On our final day in Nairobi we met Charles, our driver/guide for the morning and afternoon. He drove us to the Sheldrick Wildlife Trust - an orphanage for elephants (most whom lost their mothers to poachers) and a couple of rhinos. While hearing the stories of how these animals each became orphaned is heart-breaking, seeing how they interact with their “keepers” (who act as a substitute family) warmed my heart.
Next we visited the Giraffe Center - a sanctuary that is trying to save the lives of the Rothschild giraffes. They have a successful breeding program there and enjoyed “meeting” several of the residents!
Nearby was the home of Karen Blixen (who wrote “Out of Africa”) and we enjoyed a fascinating tour of her home. In addition to many original artifacts, were pieces of movie memorabilia. As we toured the home we watched as a lavish wedding reception was taking place on the grounds.
Afterwards we enjoyed a light bite to eat at the Coffee Garden and Restaurant (on the property.) I learned that some of this land was used as a coffee plantation during her life.
Our final stop of the day was at a Masai Market. Once again we were impressed by the beautiful craftsmanship of some of these pieces. Wood carvings, beaded boxes and bowls, and sculpted sandstone pieces seem to be the most popular items.

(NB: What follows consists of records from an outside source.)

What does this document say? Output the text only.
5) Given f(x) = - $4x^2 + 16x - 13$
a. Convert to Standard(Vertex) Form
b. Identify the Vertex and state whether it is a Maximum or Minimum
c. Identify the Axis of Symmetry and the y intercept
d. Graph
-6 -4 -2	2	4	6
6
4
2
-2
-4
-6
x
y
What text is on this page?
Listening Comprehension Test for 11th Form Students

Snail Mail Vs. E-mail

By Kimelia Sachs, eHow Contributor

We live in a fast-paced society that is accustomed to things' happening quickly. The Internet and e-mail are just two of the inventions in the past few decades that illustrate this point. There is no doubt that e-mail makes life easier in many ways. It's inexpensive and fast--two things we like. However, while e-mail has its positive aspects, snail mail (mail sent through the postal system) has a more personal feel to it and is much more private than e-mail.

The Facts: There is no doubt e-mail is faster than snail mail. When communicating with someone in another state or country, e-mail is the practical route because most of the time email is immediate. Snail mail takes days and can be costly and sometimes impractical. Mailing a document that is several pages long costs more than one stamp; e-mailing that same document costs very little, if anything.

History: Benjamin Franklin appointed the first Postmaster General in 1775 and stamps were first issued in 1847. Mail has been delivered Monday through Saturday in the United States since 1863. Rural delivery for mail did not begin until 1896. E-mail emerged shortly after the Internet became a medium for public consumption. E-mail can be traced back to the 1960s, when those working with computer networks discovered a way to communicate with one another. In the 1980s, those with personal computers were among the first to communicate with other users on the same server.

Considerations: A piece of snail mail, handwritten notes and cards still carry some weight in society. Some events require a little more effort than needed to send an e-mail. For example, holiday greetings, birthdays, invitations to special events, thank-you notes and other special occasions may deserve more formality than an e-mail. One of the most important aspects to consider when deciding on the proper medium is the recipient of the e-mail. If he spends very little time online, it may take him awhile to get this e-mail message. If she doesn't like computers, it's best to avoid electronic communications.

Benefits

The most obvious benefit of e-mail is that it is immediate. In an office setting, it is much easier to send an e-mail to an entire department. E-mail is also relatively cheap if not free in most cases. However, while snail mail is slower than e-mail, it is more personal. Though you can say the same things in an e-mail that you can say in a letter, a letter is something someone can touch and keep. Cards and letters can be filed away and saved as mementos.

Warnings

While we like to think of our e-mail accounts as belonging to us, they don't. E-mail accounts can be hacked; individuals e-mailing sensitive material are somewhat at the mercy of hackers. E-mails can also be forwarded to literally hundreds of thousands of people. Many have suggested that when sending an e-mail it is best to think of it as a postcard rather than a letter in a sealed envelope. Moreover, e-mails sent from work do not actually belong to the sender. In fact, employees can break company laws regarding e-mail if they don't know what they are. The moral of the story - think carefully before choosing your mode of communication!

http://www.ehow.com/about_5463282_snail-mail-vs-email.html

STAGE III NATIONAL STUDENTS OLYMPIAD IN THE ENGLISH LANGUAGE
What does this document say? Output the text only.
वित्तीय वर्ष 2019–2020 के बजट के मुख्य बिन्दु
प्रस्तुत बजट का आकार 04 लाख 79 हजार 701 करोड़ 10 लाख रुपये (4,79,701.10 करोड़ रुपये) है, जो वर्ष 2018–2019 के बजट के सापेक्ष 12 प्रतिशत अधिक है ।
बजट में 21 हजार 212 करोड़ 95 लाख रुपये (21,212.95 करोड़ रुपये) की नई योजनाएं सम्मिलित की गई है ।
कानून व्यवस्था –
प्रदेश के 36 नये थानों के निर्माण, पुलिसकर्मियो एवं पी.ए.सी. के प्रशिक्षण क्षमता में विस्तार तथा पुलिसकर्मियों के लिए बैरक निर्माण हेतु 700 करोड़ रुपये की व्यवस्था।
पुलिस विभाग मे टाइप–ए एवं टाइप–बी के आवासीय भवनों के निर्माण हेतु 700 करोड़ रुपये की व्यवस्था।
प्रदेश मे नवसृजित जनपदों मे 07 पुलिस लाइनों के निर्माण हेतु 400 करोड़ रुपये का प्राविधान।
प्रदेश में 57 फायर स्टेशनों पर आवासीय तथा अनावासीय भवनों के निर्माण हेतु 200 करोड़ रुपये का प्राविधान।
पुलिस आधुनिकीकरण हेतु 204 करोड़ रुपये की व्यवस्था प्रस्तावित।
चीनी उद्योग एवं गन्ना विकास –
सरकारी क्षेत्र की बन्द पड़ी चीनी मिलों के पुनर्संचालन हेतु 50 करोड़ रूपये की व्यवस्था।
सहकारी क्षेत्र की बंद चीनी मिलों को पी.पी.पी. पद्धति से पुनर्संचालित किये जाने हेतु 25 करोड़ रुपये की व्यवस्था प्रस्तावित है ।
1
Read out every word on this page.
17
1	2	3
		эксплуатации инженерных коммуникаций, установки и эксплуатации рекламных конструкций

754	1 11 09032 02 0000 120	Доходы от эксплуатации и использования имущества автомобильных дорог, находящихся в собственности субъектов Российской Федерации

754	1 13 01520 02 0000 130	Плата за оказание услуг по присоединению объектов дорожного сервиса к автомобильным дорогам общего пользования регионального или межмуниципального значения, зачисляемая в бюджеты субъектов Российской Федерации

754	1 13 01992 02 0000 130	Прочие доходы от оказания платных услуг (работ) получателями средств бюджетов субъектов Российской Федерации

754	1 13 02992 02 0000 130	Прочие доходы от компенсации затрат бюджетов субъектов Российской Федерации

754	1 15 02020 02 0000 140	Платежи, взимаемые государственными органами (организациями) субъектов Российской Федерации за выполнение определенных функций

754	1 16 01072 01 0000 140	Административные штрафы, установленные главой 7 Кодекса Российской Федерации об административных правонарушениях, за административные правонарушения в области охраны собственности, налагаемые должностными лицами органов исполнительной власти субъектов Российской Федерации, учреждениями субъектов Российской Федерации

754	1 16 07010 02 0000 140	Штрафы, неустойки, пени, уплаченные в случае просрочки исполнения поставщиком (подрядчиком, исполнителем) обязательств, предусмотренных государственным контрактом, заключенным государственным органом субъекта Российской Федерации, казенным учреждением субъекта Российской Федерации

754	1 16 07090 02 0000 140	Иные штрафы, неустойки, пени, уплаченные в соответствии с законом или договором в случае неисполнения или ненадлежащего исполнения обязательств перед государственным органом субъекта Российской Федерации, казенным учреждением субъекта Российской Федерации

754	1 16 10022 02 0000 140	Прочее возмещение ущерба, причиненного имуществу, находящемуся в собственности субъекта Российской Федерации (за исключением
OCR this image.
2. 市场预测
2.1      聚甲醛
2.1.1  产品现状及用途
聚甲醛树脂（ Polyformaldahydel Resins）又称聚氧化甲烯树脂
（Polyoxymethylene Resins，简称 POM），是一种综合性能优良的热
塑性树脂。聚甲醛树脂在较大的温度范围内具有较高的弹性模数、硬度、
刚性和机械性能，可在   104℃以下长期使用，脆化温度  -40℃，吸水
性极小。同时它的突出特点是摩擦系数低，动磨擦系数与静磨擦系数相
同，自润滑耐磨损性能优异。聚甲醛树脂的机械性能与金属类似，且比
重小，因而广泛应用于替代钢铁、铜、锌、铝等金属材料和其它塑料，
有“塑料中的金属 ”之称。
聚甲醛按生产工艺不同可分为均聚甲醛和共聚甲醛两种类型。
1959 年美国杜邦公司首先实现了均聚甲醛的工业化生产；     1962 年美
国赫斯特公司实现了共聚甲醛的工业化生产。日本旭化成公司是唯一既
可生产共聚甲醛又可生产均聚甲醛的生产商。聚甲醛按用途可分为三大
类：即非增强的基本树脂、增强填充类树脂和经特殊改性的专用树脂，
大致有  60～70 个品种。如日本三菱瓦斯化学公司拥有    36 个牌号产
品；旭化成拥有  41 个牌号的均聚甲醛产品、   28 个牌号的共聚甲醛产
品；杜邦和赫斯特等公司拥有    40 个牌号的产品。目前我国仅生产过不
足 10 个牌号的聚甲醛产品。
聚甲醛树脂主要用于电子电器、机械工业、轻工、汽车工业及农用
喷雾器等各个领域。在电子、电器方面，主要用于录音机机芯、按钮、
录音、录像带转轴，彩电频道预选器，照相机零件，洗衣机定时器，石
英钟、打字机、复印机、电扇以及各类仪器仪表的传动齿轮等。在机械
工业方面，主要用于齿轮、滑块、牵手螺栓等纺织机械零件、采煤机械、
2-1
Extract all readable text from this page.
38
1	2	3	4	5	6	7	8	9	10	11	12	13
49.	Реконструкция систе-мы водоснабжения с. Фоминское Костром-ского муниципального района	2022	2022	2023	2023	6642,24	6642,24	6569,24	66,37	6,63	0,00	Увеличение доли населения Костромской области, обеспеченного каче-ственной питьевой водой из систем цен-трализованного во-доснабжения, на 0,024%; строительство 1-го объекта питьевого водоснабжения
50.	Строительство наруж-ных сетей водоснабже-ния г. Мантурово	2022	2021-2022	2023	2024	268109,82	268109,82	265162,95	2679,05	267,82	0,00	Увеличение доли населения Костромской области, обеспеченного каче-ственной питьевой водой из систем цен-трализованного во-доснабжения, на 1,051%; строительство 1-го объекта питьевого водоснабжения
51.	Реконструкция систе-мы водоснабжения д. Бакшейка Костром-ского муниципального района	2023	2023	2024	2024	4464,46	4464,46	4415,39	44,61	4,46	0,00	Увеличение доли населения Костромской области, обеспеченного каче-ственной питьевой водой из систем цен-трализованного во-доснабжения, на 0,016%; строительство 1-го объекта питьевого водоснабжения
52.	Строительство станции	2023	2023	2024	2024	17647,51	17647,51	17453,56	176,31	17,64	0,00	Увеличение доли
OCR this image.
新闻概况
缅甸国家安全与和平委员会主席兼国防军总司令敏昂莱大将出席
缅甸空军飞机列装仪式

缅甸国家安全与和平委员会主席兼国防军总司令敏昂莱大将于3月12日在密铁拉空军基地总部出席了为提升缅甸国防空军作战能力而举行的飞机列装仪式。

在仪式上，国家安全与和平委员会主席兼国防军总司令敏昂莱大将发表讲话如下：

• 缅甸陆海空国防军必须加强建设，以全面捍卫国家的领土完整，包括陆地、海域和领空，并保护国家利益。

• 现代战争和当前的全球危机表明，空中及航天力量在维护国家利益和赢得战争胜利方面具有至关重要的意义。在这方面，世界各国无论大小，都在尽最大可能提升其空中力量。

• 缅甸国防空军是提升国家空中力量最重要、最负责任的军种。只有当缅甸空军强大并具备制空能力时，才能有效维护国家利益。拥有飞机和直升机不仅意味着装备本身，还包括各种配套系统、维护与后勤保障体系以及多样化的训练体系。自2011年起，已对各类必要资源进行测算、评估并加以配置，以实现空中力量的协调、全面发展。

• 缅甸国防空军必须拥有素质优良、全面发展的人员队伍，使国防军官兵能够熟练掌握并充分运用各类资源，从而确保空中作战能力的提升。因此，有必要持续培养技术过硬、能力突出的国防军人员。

At the airport we had a few hours to kill but, luckily, it was a lot nicer than Rome’s airport. There was ample shopping (needed to get rid of every last shilling!) and enough food to eat and drink. We met a few interesting people while we waited. First an Angolan man tried to convince Meredith to sponsor him so he could come to America and get a job. We also met a young Englishman (college-aged) who was returning home after a month in Tanzania and Zambia on his own. We traded some of our funnier stories and it certainly made the time waiting pass more quickly.
Luckily our evening flight on Kenya Airways from Nairobi to London was relatively uneventful. Our flight home on Delta Airways from London to NYC was a little nuttier. Once again we were on a full flight and the flight attendants were a bit nasty to some of the passengers. It definitely makes you see why some foreigners say Americans can act “ugly.” The attendants were rude and it made many of the passengers uncomfortable. Once we landed we had to wait a VERY LONG TIME to get our luggage -- but once it did I headed straight home and tried desperately NOT to fall asleep so that I wouldn’t be too jet-lagged the next day.
So now I’ve been home a little less than two weeks. I must admit . . . I do miss Africa. Somehow seeing a deer grazing on the side of the road just doesn’t hold the same allure anymore!